With an influx of new residents expected, community advocates said they had focused their efforts, with little success, on finding alternative means of transportation.
They have asked the Metropolitan Transportation Authority for some help, including extending the Q line, reserving a special car on the F line for Roosevelt Island residents, and adding more bus shuttle service.
“You can’t just walk two blocks and take another subway,” said Matthew Katz, president of the Roosevelt Island Residents Association. “Here, you walk two blocks and you’re in the water.”
Peter G. Cafiero, chief of operations planning for New York City Transit, said the authority had received several complaints from island residents about service at the station.

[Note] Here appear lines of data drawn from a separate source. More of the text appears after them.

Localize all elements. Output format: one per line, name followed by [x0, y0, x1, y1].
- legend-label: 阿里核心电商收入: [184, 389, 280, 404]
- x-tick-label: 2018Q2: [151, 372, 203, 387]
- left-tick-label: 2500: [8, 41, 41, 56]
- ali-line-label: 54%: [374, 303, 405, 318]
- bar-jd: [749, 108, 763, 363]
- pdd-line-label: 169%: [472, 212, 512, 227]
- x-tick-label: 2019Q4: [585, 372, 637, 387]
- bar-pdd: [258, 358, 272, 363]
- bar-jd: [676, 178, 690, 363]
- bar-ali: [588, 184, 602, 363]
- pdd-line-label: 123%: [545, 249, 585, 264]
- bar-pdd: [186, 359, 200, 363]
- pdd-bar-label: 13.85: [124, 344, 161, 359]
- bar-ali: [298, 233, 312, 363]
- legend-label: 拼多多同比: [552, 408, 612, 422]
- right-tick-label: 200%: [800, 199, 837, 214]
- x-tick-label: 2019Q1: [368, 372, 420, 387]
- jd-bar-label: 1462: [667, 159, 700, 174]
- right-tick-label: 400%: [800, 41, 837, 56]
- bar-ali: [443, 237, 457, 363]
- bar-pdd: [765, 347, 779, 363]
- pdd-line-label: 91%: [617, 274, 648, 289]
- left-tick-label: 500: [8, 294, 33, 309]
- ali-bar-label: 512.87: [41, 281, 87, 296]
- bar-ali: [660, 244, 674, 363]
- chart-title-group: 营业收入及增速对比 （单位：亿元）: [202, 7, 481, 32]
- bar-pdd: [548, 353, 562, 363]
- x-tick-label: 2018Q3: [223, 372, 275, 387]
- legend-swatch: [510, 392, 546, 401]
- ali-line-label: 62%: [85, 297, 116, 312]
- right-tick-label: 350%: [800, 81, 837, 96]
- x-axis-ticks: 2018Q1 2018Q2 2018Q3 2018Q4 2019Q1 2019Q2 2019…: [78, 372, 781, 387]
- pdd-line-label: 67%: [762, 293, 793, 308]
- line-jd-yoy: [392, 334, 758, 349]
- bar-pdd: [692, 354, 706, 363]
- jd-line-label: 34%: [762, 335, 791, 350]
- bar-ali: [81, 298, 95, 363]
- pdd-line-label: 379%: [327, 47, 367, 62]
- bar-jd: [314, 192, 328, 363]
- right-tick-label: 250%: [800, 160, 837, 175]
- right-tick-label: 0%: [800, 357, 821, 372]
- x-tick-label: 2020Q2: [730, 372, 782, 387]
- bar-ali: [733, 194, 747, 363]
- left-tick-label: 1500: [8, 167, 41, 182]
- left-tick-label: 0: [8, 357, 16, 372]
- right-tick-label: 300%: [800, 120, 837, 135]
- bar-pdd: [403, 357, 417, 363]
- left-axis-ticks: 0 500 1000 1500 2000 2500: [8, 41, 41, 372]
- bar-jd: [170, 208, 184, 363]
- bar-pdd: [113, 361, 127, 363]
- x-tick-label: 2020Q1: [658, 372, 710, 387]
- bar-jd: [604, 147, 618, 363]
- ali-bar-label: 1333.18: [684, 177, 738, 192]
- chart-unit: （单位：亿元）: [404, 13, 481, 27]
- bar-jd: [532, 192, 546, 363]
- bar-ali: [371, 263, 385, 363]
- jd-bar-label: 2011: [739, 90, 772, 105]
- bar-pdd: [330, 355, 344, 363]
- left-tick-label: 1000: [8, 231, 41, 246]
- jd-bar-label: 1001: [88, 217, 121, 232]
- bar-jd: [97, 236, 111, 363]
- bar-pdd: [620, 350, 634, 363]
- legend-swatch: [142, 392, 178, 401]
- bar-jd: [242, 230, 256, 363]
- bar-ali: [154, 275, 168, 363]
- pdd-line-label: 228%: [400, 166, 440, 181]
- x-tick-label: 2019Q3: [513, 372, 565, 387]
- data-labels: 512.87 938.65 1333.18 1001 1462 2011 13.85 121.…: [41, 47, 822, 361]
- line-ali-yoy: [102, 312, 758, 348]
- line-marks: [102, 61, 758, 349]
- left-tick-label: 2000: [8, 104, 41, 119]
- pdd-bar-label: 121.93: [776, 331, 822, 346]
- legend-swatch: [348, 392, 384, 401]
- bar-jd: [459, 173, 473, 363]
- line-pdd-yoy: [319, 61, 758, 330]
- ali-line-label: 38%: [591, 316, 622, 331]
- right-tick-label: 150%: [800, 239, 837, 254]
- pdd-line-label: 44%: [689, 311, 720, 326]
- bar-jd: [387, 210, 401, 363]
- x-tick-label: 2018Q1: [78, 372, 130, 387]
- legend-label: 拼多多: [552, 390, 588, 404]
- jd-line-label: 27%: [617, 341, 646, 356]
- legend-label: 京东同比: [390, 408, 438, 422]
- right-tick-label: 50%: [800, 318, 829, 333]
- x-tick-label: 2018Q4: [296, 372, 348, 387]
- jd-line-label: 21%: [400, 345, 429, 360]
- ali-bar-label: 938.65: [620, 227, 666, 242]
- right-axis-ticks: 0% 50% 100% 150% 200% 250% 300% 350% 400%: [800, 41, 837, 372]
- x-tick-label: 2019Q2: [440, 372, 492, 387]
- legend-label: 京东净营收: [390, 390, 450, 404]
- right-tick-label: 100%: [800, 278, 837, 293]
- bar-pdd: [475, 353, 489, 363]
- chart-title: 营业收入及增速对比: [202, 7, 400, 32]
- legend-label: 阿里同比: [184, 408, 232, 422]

Mr. Cafiero said the authority could not add more trains, but he said additional staff members would be at platforms next spring to assist riders.
Roosevelt Island has played an important role in New York for centuries. It was once called Welfare Island because it housed the city’s prisons and poor houses, and later was the site of several hospitals.
Today, it is a socioeconomic and ethnic melting pot, home to a mix of low- and middle-income and luxury apartments and a racially mixed population. Thirty-seven percent of residents earned less than $35,000, according to the 2000 census, and 23 percent earned more than $100,000.
Residents say they like the small-town feel, though new high-rises on the south end might seem more at home in a small city.
Restricted transit or not, Roosevelt Island is popular in New York, and on Saturday, visitors are expected to come to help observe the annual Roosevelt Island Day. Residents will be handing out bagels and trowels, and they and the visitors will work to plant hundreds of flowers across the island by day’s end.